The Hells Angels Call It Frisco!

Monday, August 27th, 2007

We’re proud to report that the local chapter of the Hells Angels Motorcycle Club Calls It Frisco. And while none of us at callitfrisco.com are actually members of the Hells Angels (in fact, we don’t even ride motorcycles because our moms would kill us) we can only imagine how they might respond if you told them not to call their beloved chapter Frisco:

Tire iron thrashing

Moustache flaying

Leather smothering

Emasculation via scowling

Lightning smoking, heavy metal thundering

Live to Call It Frisco, Call It Frisco to live.

Giving you a nickname, but not an awesome biker one like ‘Triumph Viking’ or ‘Gypsy Jack.’ Instead, it would be a wimpy one like Little Miss Fluffy Pants.

Rock concert pummeling

To-your-butt motorcycle boot applying

Riding around you in a circle until you were really, really dizzy

Pink belly!

So ride on, our asphalt-loving brothers. Keep calling it Frisco. And if you happen read this post, please don’t hurt us.

Eat your veggies

Friday, August 24th, 2007

No politics today, just this poster we found for Frisco brand vegetables. Now, before all your haters out there start flooding us with comments about how we called out the Don’t Call It Frisco Laundromat for naming their business after what they think our city should be called, and now we’re apparently supporting a business for doing the same thing because it fits our agenda, consider the following:

This poster is wicked cool.

And yes, we know it’s for a company in Salinas. And no, we don’t care, because that doesn’t take away from the sheer wicked coolness of it.

Okay, well, one supervisor doesn’t call it Frisco

Wednesday, August 22nd, 2007

As we learned in the last post, Supervisor Ross Mirkarimi Calls It Frisco.  Now his career is going swimmingly, and his support from the Call It Frisco delegation has never been stronger.

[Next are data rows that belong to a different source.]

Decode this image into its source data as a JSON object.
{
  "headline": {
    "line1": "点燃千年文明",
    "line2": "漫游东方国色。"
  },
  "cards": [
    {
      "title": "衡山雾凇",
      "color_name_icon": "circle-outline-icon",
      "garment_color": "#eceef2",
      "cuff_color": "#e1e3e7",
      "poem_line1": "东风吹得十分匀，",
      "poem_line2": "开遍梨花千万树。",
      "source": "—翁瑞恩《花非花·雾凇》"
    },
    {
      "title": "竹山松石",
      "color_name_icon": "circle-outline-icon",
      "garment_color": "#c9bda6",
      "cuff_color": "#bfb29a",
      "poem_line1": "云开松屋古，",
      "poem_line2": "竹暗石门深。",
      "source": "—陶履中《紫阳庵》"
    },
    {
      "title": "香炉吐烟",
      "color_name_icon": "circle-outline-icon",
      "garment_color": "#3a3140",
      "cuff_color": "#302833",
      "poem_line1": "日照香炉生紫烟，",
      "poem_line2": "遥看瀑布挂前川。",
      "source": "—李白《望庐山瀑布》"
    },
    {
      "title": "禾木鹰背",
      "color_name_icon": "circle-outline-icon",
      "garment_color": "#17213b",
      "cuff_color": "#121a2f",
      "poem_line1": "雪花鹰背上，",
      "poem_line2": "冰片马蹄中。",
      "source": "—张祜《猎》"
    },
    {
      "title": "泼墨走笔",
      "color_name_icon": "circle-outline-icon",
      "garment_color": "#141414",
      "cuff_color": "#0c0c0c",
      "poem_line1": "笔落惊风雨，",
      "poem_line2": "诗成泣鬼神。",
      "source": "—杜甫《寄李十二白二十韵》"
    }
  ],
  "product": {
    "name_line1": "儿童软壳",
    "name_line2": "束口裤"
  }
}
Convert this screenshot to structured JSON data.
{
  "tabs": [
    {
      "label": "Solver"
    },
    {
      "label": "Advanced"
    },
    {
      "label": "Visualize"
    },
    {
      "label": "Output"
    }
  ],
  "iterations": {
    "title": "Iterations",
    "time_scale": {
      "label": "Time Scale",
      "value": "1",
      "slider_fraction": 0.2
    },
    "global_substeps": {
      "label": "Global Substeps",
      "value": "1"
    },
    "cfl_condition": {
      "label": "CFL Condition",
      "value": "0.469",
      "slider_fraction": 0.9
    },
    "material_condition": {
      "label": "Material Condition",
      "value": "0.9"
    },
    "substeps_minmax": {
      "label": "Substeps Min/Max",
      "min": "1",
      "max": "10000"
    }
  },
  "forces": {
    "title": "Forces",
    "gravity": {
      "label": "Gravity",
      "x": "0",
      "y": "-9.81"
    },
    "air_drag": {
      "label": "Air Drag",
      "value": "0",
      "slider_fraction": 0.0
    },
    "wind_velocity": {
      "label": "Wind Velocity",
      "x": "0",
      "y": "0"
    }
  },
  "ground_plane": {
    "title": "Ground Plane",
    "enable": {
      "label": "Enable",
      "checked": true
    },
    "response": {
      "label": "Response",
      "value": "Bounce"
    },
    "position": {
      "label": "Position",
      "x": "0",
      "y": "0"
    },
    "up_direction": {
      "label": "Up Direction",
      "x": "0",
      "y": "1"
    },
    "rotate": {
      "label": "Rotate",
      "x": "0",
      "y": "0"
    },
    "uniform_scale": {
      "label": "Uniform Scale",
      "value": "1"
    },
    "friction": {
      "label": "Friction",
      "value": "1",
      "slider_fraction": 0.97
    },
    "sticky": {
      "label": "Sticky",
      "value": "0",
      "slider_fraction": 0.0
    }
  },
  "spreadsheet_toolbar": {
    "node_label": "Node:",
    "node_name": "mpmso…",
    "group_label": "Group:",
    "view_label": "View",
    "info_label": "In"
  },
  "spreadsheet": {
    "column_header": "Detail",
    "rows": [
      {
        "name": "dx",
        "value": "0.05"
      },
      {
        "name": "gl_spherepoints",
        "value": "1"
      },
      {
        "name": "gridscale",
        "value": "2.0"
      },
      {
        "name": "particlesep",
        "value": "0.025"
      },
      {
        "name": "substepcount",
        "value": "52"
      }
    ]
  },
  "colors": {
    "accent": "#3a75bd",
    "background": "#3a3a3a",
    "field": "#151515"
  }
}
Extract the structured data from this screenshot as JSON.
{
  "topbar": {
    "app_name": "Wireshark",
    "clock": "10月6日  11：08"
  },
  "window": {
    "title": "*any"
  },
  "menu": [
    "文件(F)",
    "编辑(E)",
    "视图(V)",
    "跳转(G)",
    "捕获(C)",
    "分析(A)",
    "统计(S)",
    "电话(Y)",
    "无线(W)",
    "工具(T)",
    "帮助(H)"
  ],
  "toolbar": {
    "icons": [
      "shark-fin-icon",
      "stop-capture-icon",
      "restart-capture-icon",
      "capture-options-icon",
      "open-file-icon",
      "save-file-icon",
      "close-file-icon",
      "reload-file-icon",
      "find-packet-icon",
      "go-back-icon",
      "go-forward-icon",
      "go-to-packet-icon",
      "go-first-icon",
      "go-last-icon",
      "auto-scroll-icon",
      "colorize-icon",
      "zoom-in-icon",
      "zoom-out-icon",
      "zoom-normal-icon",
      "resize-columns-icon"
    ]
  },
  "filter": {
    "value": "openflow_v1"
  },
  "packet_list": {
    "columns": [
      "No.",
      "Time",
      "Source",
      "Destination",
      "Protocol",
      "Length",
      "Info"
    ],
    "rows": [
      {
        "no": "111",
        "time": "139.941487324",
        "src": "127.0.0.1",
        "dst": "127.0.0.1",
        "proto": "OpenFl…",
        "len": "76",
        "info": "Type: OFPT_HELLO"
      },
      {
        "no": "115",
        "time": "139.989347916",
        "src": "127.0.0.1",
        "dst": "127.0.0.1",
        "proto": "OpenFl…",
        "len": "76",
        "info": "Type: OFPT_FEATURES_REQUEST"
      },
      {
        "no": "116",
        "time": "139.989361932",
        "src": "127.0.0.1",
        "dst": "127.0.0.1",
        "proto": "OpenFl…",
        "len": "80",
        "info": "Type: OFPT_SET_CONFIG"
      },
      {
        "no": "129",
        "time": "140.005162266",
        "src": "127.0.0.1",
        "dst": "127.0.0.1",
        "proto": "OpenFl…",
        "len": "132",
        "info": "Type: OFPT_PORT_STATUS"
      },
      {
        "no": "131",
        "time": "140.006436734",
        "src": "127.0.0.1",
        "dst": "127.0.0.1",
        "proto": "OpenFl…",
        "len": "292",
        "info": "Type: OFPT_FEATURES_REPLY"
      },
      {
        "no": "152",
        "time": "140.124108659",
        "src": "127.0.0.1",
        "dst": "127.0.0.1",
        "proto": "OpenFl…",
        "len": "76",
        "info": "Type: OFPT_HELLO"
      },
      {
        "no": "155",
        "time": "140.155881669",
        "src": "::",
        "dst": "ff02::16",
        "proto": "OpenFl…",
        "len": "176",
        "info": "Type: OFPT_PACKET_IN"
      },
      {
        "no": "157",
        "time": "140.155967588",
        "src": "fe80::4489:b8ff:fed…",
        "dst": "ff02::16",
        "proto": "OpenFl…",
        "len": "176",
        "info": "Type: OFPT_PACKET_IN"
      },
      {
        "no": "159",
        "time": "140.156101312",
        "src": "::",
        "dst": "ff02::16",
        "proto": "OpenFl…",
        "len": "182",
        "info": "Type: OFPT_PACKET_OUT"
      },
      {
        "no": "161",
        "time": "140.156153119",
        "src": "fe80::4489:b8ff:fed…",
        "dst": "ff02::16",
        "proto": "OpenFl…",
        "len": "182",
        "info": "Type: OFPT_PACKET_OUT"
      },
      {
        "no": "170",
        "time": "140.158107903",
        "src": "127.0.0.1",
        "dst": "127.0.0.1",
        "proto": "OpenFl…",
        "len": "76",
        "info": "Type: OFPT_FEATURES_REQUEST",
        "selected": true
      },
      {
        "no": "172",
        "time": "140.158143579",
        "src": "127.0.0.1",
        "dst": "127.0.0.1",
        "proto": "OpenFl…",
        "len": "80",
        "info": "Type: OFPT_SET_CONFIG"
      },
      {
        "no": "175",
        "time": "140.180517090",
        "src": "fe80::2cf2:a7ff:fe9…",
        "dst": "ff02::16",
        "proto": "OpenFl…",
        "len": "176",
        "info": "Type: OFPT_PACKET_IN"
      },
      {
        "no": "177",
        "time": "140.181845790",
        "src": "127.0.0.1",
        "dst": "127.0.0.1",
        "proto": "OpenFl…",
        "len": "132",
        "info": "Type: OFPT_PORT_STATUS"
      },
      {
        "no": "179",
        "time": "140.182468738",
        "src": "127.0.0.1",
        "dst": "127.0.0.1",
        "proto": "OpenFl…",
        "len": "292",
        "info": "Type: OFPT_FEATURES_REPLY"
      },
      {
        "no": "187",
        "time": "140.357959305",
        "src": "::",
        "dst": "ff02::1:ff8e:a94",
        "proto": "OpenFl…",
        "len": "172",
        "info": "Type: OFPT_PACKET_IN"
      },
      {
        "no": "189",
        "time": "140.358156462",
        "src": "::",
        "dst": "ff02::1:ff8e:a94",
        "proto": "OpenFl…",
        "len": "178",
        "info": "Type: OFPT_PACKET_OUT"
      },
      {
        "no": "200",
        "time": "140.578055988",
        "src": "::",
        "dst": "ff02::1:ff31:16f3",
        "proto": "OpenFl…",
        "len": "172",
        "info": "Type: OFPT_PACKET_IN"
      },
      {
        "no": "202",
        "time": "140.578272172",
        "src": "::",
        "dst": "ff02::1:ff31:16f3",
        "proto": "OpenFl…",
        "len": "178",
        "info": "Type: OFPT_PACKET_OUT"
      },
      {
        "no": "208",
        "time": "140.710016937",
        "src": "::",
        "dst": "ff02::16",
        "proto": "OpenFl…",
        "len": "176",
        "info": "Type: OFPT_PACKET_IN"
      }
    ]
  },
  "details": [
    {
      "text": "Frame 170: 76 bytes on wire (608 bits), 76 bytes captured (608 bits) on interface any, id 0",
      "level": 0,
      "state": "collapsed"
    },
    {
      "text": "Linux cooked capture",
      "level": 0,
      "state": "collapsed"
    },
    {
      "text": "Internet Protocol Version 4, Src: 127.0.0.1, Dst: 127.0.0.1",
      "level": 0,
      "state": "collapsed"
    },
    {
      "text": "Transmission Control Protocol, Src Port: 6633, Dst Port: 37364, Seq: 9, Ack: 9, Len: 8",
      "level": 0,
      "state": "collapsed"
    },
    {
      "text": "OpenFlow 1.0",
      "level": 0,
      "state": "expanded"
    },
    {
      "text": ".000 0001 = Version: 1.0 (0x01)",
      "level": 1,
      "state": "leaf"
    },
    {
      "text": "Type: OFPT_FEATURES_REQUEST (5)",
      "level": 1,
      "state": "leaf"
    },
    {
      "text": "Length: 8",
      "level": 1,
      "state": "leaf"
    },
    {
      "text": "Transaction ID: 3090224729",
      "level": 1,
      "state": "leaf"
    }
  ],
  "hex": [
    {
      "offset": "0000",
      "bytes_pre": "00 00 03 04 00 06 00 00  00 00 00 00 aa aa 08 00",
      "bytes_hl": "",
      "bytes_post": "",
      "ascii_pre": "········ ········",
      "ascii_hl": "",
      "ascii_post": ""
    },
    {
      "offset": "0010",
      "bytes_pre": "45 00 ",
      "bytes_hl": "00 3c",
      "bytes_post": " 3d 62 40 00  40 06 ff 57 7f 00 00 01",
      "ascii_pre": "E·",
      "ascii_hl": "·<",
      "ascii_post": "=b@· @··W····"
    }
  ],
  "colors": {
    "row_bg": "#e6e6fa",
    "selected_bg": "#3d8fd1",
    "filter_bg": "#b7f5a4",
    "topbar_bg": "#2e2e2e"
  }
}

But what happens when a supervisor doesn’t Call It Frisco?  Just ask Ed Jew.

On the Board of Supervisors website, Jew unabashedly states:

“My vision for San Francisco is one where you can buy a home, start a family business and send your children to neighborhood schools, and live on clean and safe streets.”

The unfortunate result of his vision for “San Francisco” instead of what he could have called a vision for Frisco?  Ed Jew is currently facing nine counts of felony charges including four counts of perjury, three election code violations, voter fraud, and providing false documents when he claimed in candidacy papers that he was a resident of the Sunset district.

Additionally, in a recent statement directly on Ed Jew’s behalf, his defense attorney Bill Fazio, said,

“[Prosecutors] are trying to prove he lived in one location, and we are trying to indicate that no, that is incorrect, his home was in San Francisco, always has been and always will be in San Francisco.” 

If only Ed Jew’s home had always been and always will be in Frisco, this entire debacle could have been avoided.

The Frisco Board Of Supervisors Calls It Frisco!

Friday, August 17th, 2007

Well, Ross Mirkarimi, District 5 supervisor sure does.

When I emailed him asking his support for our noble cause, he had this to say:

Now that you reminded me, I may be one of those people who joined the
classes of “Don’t call it Frisco,” I guess I better reexamine the attitude.

Hooray Ross! You’ve got the Call It Frisco contingent’s vote!

To get your supervisor to reexamine his or her attitude about Calling It Frisco, email them today. 

Native Sons

Monday, August 13th, 2007

We’ve been getting an awful lot of mail lately from the haters out there saying that even though we love Frisco and call it home, we still have no right to Call It Frisco because we’re not originally from here.

What can we say? This is clearly a piece of ironclad logic, and impossible to argue with. And so we acknowledge defeat in the face of truly superior reasoning, and fully endorse the view that you shouldn’t listen to anyone’s opinion on Calling it Frisco who was not born and bred in our fair city.

Incidentally, Herb Caen was from Sacramento, and didn’t move here until he was 20.